Первым на поиски потерявшейся подлодки вышел из Авачинской бухты морской буксир, и было это… 23 марта. Завидная оперативность — через 14 суток! Вот и объяснение, почему дата начала поисков утоплена во всякого рода адмиральских экивоках. Не тот пример, чтобы им воспитывать личный состав в духе морского братства и товарищеской взаимовыручки. Поисково-спасательная операция началась, когда не получили радиограммы Кобзаря о занятии квадрата патрулирования. Даже если он в этом квадрате находился, но не имел связи с управляющим командным пунктом, задачу он выполнить не мог и его патрулирование потеряло смысл.

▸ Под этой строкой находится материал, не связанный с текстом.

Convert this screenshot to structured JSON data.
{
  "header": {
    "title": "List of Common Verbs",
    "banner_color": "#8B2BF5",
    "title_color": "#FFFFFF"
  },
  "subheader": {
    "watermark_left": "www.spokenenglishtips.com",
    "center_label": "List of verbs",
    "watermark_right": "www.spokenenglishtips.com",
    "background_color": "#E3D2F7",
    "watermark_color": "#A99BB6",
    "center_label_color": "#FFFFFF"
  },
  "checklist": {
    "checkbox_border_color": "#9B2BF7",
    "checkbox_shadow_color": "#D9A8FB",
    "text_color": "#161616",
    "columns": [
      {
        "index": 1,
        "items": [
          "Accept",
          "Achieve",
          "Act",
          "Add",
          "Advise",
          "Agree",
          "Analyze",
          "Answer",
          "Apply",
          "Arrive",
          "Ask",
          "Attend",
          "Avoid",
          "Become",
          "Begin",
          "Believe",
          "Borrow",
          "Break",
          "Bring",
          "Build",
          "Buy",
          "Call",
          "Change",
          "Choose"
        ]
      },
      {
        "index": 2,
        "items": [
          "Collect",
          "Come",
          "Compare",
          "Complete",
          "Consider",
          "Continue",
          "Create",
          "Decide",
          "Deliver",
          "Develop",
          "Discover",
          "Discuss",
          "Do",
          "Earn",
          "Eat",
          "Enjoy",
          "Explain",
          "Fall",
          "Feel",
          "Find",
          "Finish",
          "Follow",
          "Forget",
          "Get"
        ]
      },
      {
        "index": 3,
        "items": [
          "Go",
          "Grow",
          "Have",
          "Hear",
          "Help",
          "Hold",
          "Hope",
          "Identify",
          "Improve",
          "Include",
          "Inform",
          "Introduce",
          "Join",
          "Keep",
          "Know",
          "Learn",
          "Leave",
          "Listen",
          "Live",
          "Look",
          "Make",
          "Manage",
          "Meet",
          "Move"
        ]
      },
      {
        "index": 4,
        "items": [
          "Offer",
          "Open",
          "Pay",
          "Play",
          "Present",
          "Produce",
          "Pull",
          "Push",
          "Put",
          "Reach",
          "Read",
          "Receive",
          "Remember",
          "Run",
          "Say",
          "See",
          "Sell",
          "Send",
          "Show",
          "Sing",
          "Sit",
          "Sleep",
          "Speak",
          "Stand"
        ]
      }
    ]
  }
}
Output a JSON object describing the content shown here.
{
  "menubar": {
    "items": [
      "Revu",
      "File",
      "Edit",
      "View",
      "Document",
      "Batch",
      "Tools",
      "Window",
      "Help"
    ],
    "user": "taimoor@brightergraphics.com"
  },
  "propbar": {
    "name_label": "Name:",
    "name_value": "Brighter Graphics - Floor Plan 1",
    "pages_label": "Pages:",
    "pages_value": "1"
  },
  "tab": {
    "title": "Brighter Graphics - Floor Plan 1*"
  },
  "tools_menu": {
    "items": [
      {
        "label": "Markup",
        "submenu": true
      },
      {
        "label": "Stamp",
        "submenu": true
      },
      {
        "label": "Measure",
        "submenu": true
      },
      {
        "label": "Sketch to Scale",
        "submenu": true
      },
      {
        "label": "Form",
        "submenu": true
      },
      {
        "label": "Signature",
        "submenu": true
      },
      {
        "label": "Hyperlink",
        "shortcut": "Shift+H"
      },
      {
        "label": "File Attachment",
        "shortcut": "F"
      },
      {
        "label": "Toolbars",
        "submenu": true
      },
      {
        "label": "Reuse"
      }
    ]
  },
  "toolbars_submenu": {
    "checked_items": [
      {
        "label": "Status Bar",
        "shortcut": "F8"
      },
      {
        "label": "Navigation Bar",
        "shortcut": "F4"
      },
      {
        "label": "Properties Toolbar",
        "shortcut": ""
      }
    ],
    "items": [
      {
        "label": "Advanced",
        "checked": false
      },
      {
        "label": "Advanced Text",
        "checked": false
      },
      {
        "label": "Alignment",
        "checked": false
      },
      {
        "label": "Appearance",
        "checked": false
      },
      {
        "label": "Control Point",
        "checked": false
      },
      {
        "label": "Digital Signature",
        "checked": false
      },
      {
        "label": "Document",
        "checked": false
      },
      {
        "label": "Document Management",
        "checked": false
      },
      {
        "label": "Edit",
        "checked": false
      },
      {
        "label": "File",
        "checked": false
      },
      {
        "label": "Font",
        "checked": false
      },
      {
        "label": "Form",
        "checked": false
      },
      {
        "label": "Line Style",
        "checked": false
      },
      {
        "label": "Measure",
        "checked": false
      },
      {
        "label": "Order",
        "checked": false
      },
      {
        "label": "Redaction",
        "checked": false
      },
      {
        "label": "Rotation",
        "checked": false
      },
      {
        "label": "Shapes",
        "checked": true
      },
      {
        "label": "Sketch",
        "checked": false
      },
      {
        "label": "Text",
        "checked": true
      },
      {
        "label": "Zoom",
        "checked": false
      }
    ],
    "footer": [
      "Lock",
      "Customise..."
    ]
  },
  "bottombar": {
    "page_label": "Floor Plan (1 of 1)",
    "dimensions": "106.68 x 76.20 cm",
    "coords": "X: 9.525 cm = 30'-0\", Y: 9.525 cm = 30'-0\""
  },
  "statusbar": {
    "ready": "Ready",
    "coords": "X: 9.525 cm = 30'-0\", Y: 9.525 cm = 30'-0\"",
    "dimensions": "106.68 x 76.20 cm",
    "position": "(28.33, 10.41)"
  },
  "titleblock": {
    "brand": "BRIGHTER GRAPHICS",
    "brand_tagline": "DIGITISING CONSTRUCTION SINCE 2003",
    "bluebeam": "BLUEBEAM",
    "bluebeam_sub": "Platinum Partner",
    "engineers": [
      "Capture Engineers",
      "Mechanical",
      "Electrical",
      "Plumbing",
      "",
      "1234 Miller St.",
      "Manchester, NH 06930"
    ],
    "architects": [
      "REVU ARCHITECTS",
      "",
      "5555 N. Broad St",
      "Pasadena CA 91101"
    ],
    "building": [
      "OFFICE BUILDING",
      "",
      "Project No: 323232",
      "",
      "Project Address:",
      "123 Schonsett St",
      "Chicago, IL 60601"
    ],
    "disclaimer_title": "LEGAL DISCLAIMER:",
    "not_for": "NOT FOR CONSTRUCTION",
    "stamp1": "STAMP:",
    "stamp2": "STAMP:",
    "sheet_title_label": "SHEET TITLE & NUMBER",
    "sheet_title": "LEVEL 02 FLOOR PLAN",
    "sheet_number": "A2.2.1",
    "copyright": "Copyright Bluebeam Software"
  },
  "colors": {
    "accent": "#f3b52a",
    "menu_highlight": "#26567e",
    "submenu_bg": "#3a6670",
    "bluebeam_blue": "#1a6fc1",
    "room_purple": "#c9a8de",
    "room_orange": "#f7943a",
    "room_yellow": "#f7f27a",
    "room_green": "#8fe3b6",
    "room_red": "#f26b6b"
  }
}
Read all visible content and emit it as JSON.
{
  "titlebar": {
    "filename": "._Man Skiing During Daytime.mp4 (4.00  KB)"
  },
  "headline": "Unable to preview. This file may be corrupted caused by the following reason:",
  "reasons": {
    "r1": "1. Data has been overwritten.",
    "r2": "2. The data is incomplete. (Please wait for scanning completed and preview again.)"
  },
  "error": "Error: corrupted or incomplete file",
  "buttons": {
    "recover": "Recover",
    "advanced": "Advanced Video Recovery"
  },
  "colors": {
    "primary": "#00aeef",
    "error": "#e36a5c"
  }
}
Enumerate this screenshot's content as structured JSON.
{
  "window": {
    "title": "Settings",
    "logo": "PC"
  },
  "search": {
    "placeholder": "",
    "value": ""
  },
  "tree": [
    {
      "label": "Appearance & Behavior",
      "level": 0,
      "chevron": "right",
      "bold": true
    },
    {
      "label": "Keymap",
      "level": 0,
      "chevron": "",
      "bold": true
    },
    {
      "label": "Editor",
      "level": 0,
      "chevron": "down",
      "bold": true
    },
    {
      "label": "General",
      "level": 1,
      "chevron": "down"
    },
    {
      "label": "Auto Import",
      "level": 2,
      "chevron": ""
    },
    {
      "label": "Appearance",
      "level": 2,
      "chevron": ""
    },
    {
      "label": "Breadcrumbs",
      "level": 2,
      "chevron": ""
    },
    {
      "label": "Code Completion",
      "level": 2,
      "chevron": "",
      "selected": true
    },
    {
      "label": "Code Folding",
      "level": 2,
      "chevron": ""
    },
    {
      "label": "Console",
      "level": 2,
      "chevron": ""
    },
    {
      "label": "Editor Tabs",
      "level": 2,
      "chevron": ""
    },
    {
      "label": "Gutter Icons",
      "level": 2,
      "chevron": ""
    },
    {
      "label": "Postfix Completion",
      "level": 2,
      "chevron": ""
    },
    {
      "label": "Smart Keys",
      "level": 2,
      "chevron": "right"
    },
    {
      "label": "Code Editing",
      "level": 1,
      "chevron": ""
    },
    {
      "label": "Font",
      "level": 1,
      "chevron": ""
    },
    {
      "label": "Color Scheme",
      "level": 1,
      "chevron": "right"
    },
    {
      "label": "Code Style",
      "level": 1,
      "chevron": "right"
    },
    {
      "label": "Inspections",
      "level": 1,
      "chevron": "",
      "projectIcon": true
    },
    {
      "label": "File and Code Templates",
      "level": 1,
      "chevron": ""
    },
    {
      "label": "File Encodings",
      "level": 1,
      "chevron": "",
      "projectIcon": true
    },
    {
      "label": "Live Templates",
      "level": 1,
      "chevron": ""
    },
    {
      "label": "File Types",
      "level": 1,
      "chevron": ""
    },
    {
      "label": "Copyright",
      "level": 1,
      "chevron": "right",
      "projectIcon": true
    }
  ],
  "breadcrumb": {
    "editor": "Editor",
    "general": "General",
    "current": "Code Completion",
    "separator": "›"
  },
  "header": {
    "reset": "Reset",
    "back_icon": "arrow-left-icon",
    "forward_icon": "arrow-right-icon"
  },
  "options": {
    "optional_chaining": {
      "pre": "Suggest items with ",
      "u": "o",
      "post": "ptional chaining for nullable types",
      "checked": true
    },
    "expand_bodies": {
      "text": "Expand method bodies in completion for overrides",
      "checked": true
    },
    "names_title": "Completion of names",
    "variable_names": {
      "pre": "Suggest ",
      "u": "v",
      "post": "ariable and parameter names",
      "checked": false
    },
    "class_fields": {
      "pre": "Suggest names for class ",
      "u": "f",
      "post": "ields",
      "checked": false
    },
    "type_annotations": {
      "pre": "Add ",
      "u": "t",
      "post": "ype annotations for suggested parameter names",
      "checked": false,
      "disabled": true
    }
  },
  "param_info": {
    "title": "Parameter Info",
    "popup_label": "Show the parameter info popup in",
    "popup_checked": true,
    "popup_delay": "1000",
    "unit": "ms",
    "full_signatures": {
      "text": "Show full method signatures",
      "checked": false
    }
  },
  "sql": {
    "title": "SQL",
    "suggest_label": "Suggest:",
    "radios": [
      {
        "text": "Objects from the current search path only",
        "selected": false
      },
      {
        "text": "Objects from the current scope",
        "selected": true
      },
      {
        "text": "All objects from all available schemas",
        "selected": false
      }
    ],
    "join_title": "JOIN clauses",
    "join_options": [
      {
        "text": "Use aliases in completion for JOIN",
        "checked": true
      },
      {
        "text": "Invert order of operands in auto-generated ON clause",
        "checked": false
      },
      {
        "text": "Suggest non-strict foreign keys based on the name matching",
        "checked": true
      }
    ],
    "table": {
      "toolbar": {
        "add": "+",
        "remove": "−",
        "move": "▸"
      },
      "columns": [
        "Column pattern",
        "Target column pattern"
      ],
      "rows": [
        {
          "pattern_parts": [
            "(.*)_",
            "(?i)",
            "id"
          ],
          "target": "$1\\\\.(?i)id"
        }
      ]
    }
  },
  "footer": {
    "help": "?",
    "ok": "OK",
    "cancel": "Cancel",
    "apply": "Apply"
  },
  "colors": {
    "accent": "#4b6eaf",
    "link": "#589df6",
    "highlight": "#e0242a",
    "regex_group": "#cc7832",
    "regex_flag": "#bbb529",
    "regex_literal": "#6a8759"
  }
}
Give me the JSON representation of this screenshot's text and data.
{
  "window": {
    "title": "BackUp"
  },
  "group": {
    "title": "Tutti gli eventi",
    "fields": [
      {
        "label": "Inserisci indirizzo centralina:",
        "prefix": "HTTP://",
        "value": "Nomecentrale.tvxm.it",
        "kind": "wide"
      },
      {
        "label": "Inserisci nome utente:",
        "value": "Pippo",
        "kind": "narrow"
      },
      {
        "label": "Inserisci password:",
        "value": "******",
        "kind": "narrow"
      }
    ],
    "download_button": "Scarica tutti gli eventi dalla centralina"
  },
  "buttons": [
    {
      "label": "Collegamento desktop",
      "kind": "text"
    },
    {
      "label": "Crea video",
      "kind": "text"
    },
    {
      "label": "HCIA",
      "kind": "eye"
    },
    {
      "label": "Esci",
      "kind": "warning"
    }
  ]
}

На борту буксира СБ-43 находился заместитель командира 29-й дивизии подводных лодок 15-й эскадры, в состав которого входила К-129, капитан 1-го ранга (ныне контр-адмирал в отставке) Валентин Бец. Назначенный старшим в районе поиска, он собирал информацию от кораблей по УКВ, обобщал и телеграфировал в штаб ТОФ. Но обобщать было нечего. Слабая надежда, что аварийная субмарина, по каким-то причинам обездвиженная и лишенная связи, дрейфует где-то в надводном положении (поэтому-то и выслали именно буксир) быстро пропала.
«Не успели мы приблизиться к району, — вспоминает Бец, — где, по нашим расчетам, исчезла К-129, как над нами начали кружить американские патрульные самолеты «Орион». Надо отдать должное их пилотам: в крайне сложных метеоусловиях работали отлично, держались на предельно малой высоте. Нередко отдраивали иллюминаторы и ручкой нам махали. Буквально висели над нами все светлое время суток. И это вызывало определенное подозрение: с чего бы такое пристальное внимание к нашему скромному суденышку? Когда же через несколько дней в район подошли еще 11 наших кораблей, интенсивность их полетов стала еще большей… Между тем погода была не из лучших. Волнение моря было в пределах 8–9 баллов, к тому же постоянно висел туман. Мы прочесывали район на малых скоростях, 2–3 узла максимум. Вдруг за кормой на экране локатора появилась неизвестная цель. Мы делаем повороты — цель продолжает следовать за нами. Появилось предположение, что это иностранная подлодка. Тогда я, подозвав ГИСУ (гидрографическое судно) «Невельской» на голосовую связь, в мегафон проинструктировал его командира о порядке действий и мерах безопасности, после чего по радио открытым текстом передал:
— Обнаружил за кормой в 4 кабельтовых неизвестную малую цель. Выйти на визуальный контакт с ней. ГИСУ повернул к цели, кратковременно увеличил ход, а затем круто отвернул. Грубо говоря, попугал. Но цель сразу пропала и больше не появлялась».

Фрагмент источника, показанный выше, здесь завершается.